Slowly, silently, Kathryn comes to her feet and rounds the table towards me, never breaking her grip on my hand. When she stands directly in front of me, she tugs at our joined hands—
—Without a word, Jonah tugs at my jaw, tilting it upward—
—dragging me to my own feet and pulling my body into hers. "I love you, too, Chakotay," she admits, and I swear the confession lifts every heavy weight from her back. Then, she's floating up onto her toes, lifting her lips higher, her blue eyes fluttering closed—
—and he dips his head towards mine—
A hundred touches converge into one as our lips lock into each other, moving in counterpoint,
clenching and sucking,
parting and inviting,
gasping and moaning,
every touch and taste and breath existing in perfect, infinite unity.
"Kathryn," I whisper into Riley's fingertips.
"Jonah," she purrs against my lips.
"I love you, Kathryn," I say with twisting, shattering agony, my emotions pressing relentlessly against the inside of my chest like a swollen river pressing against a dam. This could be the last time we get to be together like this, Kathryn and I.
And, it's not even real.
And, it's as real as anything in my life has ever been or will ever be again.
Riley cries, and I kiss away Kathryn's tears with my love. "I've missed you so much, my Jonah," she whispers aloud, lost within the the emotional memories that have engulfed us both. "So much."
"I'm right here," I promise her with words not my own. "I always have been, and I always will be."
Her hand presses into the center of my chest, at the impulse of another. "You've always made my burdens lighter."

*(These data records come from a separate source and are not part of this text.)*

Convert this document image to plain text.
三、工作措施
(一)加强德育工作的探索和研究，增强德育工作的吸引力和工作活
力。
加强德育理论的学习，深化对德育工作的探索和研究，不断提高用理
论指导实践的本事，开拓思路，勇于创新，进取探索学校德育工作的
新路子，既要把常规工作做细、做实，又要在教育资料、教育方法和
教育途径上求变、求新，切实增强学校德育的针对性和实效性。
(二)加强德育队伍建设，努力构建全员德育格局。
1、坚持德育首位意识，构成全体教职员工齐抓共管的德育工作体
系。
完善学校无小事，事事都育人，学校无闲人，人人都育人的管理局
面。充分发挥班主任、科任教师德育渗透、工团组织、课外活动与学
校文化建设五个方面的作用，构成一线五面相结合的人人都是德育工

"Oh, Kathryn," I breathe like a prayer. I feel like I might break into a million tiny pieces.
Or, perhaps I'll finally be able to put myself back together again.
Together, we relish the echoes of those now-bittersweet halcyon days when we were allowed to simply be humans in love instead of duty-bound commanders or faceless drones. We funnel our mental energy into achieving a sense of closure that we have been so cruelly denied by circumstance. In the same way that Riley and her cooperative combined their neural energies to repair my wounded brain, she and I intertwine our every thought and emotion and measure of skin together into one single being—at least, for the next hour, maybe two.
Eventually, the echoes fade away, leaving behind a peaceful silence that I haven't felt in a very long time.
And, somehow, we both manage to heal our wounded souls.
A/N: It's not illegal to pick bluebonnets in Texas, but many people—Texans included—believe it is, and it can be quite frowned upon. My alteration to the original scripted dialogue, in which Chakotay recalls to Riley that she used to pick bluebonnets as a child, is a shoutout to that cultural myth.